Numerous states besides
California require that new cars must meet California emissions
standards. This potentially impacts every owner and buyer of new
or late model used cars as well as the DIYers and professional mechanics
that work on them.
Below are answers to some of the most common questions:
- Are there still US federal emissions
standards? Yes, states can choose to specify cars either meet Federal/EPA or California (CARB) emissions standards specifications. The emissions standards usually vary by model year, so check your state's emissions guidelines.
- How can I tell if a car is a California
spec car? Look at the VEHICLE EMISSION CONTROL INFORMATION
label clearly displayed in the engine compartment. It meets California emissions specs if the label says “California emission standard
(CARB certified)”, “sale in all 50 states (50-state
certified)”, or “sale in the northeast”. The
VEHICLE EMISSION CONTROL INFORMATION label is also where you will
find "Engine Family" or "EFN" numbers.
- I do not live in California or one
of those emissions states so why do I care? Used cars from the California spec states could show up for sale
in any state. New states are steadily joining the California spec
list. If the car is a California spec car then it might eventually
need California spec replacement parts or service.
- Why are some of the replacement catalytic
converters listed in the RockAuto.com parts catalog described
as being for California emissions equipped models but “not
legal for sale on vehicles licensed in the state of California?” Since January 1, 2009, California requires that aftermarket catalytic
converters sold in California have special California Air Resource
Board (CARB) certification and labeling. An exhaust manufacturer
may have built a catalytic converter that meets or exceeds California
emissions standards, but they have not yet received CARB certification
so their catalytic converter cannot be sold in California.
- If a catalytic converter meets California
emissions standards but does not have CARB certification then
can it still successfully be installed on California spec cars
outside California? Yes.
- I live in California. Will a new (manufactured
after January 1, 2009) catalytic converter that meets California
emissions standards but does not have CARB certification still
enable my car to pass state emissions tests? No. The
catalytic converter meets California emissions standards so the
vehicle’s exhaust will likely pass emissions tests. But
the vehicle should still fail because the test includes a visual
inspection of the exhaust system. CARB certification requires
special CARB numbers be stamped into the body of the catalytic
converter. Without the CARB label on the new aftermarket catalytic
converter, the state inspector will fail the car no matter how
clean the exhaust is. Catalytic converters made before 2009 or
newer ones without CARB certification still have a date of manufacture
stamped on them per Federal/EPA requirements.

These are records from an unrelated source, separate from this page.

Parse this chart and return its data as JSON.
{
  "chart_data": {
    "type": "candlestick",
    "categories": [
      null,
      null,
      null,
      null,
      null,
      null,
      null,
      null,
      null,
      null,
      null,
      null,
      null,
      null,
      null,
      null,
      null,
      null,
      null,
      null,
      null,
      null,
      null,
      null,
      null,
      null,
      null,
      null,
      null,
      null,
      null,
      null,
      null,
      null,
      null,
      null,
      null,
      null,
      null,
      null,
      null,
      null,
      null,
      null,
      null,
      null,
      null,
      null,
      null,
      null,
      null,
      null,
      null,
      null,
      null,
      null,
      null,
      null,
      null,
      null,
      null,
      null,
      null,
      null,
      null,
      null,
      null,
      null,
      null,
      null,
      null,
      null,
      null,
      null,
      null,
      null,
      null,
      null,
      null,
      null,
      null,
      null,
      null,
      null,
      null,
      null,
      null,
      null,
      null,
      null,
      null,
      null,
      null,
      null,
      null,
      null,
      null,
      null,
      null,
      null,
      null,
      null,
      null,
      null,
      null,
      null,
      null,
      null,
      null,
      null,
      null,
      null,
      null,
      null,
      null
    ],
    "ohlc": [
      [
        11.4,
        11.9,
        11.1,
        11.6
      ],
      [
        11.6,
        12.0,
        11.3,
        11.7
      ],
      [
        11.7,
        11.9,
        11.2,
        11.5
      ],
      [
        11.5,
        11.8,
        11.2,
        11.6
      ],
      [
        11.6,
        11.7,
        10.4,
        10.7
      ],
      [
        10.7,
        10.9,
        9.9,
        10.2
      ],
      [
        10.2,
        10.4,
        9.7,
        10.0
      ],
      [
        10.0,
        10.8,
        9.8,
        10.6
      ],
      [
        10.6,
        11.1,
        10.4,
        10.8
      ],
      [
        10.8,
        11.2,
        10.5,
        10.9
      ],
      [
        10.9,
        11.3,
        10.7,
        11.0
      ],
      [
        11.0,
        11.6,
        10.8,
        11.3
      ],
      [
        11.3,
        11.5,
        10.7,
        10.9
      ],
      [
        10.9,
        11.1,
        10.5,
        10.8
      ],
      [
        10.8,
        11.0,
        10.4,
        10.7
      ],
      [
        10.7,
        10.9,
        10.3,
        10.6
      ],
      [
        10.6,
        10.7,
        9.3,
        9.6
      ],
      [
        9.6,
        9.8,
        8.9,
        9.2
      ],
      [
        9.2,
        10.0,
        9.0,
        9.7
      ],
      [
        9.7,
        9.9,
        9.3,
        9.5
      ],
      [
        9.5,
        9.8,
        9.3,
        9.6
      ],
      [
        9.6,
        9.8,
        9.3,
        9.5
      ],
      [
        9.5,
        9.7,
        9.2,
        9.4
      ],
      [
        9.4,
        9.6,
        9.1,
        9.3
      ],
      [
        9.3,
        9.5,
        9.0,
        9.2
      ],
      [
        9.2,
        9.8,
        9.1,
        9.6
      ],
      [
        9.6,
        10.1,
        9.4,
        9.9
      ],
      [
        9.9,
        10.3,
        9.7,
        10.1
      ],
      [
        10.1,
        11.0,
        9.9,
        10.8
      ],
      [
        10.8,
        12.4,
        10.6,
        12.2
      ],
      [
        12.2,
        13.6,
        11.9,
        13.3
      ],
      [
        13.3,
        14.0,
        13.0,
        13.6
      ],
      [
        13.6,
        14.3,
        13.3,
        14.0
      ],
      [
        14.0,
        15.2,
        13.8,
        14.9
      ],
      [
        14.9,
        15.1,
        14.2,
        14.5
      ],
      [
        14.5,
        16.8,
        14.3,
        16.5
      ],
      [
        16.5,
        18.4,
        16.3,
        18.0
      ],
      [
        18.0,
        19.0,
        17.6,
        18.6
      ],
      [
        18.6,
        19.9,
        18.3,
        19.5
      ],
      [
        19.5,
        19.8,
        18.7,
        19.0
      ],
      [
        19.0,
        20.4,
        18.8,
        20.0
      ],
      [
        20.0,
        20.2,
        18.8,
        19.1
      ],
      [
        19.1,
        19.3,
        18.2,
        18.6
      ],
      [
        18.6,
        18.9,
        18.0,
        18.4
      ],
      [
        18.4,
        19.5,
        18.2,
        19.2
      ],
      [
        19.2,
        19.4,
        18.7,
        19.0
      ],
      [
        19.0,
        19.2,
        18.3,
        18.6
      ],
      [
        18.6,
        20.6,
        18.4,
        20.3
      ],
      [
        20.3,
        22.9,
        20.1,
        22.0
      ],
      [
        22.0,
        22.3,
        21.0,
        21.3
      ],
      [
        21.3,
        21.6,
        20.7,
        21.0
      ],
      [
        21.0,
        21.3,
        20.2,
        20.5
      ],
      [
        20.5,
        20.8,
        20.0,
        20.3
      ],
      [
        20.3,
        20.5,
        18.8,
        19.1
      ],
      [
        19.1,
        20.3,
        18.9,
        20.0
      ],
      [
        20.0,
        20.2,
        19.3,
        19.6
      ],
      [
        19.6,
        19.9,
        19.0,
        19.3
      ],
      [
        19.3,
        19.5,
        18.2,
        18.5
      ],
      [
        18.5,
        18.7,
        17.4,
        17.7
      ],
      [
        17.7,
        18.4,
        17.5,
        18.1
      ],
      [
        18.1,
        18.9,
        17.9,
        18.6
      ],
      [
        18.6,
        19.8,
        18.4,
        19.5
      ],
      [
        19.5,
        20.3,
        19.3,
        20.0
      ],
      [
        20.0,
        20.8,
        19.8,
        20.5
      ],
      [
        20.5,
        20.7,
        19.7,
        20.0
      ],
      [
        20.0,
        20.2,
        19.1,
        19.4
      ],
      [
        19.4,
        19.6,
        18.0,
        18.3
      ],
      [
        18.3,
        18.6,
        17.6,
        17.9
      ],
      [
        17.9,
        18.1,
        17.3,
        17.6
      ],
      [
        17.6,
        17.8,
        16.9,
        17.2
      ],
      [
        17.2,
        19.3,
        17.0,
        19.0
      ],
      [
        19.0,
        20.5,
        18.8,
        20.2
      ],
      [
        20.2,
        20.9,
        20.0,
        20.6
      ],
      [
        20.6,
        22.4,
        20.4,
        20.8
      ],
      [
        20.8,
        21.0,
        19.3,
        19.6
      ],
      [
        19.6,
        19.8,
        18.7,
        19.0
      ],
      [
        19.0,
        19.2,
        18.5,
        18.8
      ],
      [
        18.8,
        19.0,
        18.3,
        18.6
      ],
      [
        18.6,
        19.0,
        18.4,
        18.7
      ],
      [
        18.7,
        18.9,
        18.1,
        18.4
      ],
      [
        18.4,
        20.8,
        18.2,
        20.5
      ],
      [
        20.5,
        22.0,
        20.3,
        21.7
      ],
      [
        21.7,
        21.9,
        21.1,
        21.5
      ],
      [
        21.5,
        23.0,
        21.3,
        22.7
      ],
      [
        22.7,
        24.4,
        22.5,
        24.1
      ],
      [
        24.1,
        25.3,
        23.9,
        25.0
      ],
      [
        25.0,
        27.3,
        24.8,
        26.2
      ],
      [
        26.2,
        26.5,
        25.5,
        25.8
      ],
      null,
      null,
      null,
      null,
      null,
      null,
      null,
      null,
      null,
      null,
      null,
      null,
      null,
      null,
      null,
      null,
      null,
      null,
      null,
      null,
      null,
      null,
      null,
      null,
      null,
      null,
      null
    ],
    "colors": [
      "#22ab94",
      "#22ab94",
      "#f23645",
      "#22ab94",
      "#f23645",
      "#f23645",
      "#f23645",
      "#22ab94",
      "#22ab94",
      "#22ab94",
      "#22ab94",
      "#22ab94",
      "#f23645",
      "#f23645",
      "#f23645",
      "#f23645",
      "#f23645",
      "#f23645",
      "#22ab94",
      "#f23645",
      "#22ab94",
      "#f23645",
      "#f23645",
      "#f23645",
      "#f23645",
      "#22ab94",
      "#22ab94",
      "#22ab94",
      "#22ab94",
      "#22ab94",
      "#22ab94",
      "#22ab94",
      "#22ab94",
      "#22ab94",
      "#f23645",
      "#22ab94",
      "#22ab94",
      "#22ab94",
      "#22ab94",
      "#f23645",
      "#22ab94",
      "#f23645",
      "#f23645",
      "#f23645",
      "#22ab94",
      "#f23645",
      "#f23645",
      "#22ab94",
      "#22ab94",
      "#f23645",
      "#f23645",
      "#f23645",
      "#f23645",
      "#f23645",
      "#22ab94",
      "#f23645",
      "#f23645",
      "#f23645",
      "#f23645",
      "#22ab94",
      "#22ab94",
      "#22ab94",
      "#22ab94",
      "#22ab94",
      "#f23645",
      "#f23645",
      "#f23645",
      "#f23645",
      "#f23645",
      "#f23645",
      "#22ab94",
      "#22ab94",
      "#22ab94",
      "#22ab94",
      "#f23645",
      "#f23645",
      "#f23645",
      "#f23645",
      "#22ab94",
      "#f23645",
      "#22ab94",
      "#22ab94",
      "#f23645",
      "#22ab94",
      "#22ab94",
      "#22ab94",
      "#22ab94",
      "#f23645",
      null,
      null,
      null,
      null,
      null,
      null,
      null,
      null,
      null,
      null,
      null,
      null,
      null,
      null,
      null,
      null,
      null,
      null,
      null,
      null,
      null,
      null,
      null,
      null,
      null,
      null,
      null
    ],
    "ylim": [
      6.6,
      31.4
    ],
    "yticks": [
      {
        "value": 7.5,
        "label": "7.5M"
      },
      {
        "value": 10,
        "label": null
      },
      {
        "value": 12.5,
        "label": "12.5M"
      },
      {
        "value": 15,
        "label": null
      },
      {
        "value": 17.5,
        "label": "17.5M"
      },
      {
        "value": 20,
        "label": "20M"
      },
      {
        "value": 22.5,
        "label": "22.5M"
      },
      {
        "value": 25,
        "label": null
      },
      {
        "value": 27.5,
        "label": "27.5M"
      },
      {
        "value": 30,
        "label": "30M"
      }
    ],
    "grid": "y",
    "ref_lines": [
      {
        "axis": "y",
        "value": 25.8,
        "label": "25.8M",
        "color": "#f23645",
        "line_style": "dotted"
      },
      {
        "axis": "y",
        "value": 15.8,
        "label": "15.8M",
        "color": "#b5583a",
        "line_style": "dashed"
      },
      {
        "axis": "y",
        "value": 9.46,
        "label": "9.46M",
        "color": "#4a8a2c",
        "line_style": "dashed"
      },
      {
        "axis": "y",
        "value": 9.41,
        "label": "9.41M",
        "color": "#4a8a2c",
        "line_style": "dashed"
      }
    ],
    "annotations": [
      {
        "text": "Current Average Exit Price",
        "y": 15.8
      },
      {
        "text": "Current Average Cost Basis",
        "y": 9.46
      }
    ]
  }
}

- Will this get less or more complicated
in the future? It might get less complicated if the California
emissions standards are adopted by all the states or if car manufacturers
decide to only make California spec cars. But it could get more
complicated if other states besides California are allowed to
come up with their own emissions standards or if California or
other states write new regulations similar to the CARB certification
for replacement catalytic converters.